We would argue that true strategic partnership demands building permanent structures of communication not only between executives but, more importantly, between Congress and the Ukrainian parliament. This may help to calculate better cost-efficiency of the bilateral economic and security projects and have value for the American taxpayers money.

Another area of concern has been when and how to stand between Russia and Ukraine when Russia has the upper hand. The 2008–9 recession, for instance, exposed Ukrainian dependency on Russian energy supplies. In 2010, the Kremlin used this weakness to impose on Ukraine an unequal agreement that extended Russia’s naval presence in Crimea until 2042. For Ukraine, the alternatives to Russian energy dependency offered by the United States and European Union — reverse gas flows and shale gas exploration — did not become priorities of the relations agenda. 

The reverse gas deals came to life only in 2014, when the European Union and the United States specifically endorsed those measures and gave their financial guarantees. Concerning shale gas exploration, U.S. contractors (notably, Chevron) turned a blind eye to Yanukovych’s personal interest in an energy deal; without Yanukovych in office and easing the way for Chevron, the shale deal fell through.

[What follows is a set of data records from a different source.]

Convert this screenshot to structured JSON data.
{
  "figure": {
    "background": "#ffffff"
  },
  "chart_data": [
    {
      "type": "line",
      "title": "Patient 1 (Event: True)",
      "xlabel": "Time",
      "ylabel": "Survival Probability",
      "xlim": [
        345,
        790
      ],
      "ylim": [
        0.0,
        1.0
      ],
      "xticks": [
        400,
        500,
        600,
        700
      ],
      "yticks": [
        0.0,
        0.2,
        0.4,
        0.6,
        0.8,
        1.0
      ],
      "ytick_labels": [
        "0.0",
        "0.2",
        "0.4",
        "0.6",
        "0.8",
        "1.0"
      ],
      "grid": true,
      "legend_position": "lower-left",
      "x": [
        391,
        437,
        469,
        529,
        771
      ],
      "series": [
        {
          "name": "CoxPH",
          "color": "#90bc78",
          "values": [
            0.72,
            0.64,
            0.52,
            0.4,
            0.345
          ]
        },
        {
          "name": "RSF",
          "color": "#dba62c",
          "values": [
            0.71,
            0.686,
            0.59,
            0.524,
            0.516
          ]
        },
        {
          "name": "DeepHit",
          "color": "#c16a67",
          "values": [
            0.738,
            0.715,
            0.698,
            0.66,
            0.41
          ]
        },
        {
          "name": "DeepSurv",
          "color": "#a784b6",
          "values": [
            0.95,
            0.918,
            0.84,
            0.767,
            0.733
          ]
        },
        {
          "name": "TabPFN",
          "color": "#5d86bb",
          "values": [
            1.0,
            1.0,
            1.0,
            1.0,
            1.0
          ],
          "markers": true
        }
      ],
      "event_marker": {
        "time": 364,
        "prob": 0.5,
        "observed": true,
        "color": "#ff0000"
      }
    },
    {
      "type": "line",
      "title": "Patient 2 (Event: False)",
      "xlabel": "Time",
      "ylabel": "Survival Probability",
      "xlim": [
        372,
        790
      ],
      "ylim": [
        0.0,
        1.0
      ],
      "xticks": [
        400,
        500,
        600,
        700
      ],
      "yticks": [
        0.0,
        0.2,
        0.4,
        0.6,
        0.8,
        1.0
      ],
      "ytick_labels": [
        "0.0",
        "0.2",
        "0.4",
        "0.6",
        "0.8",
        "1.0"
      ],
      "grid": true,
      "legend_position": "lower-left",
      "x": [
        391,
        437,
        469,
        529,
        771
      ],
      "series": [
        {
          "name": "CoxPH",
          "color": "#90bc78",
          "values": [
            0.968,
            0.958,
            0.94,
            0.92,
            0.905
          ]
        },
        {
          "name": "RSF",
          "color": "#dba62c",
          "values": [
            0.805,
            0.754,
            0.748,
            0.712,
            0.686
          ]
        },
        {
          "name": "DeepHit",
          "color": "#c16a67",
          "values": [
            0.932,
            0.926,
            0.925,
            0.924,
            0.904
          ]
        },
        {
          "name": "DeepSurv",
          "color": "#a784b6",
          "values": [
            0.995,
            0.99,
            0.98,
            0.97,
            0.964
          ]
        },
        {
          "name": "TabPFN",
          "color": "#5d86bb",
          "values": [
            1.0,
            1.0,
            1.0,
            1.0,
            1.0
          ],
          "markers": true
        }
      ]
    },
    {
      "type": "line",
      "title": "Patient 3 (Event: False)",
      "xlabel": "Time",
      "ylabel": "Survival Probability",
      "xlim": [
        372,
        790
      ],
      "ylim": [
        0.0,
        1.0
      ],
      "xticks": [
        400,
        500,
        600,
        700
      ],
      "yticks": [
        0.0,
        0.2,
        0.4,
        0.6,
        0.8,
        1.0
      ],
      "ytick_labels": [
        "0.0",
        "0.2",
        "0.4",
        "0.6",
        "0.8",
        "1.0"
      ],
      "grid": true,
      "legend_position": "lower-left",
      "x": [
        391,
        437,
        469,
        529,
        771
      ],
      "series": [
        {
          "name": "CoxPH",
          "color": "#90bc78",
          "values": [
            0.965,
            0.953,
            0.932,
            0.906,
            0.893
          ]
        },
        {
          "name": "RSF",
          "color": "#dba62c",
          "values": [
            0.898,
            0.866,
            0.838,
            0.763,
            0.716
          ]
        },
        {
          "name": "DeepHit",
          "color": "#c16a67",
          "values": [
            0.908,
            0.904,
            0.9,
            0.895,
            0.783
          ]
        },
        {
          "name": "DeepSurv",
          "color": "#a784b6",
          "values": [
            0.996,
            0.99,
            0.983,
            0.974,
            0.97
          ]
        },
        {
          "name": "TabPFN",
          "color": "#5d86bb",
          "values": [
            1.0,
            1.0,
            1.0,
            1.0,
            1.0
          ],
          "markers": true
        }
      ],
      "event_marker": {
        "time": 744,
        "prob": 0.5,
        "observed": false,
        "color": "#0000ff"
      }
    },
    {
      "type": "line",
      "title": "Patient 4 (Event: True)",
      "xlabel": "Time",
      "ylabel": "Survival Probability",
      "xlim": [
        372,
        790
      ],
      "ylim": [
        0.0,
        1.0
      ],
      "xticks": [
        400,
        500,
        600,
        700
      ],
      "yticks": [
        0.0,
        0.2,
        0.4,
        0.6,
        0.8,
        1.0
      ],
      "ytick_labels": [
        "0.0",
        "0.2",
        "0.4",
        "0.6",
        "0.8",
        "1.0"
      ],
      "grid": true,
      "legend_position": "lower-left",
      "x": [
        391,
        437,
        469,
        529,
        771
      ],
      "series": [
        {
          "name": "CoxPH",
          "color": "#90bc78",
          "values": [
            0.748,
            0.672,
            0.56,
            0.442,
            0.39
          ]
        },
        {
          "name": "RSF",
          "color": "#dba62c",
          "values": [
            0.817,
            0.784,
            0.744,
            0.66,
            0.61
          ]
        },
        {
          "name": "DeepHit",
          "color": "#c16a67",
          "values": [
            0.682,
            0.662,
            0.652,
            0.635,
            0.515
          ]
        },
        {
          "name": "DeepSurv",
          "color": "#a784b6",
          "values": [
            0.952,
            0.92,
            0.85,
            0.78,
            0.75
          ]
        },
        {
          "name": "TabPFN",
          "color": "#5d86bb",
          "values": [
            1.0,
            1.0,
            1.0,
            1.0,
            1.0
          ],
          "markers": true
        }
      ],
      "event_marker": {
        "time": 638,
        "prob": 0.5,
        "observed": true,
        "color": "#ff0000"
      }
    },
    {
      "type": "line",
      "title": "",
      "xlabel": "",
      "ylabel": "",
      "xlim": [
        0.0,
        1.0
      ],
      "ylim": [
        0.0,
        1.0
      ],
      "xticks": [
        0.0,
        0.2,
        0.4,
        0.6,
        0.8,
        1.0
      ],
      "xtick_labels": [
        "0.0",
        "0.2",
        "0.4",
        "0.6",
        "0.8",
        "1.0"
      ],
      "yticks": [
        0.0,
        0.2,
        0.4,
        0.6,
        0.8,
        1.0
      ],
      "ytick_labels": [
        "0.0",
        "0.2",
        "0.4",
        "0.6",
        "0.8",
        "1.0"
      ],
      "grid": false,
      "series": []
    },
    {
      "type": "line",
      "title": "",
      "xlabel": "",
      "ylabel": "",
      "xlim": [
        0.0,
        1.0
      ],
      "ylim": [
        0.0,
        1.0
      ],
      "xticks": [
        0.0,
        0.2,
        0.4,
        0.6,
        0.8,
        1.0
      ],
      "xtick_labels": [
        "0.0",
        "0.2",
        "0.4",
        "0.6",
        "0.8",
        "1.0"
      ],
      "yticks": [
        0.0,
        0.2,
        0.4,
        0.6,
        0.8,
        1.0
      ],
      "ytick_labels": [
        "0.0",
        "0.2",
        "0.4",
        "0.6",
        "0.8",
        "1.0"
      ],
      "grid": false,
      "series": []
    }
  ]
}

Garnett’s first principle, that all negotiations be fundamentally democratic, fell by the wayside in the energy crisis. Ukraine cannot withstand Russian pressure without Western energy, but if that energy comes loaded with private interests and me-first qualifications, it has no effect.

As far as military and security cooperation goes, the annexation of Crimea and the invasion in Donbas has placed Ukraine under the permanent threat of war. Regime change or another round of rewriting Ukrainian borders poses a serious threat. Not only is Ukraine’s sovereignty at risk, but the whole region faces the possibility of serious humanitarian catastrophe — and as the Syrian refugee crisis in Europe has shown, such catastrophes have no simple fix.

The question, then, is not only how to apply Garnett’s principles of diplomacy, it is whether commitment to rearm Ukraine and a maintain sanctions regime pays off with long-term stability and containment of Russia, or whether “strategic patience,” which presumes Ukraine’s fate as a Russian vassal, will buy the West some vital time to brace itself.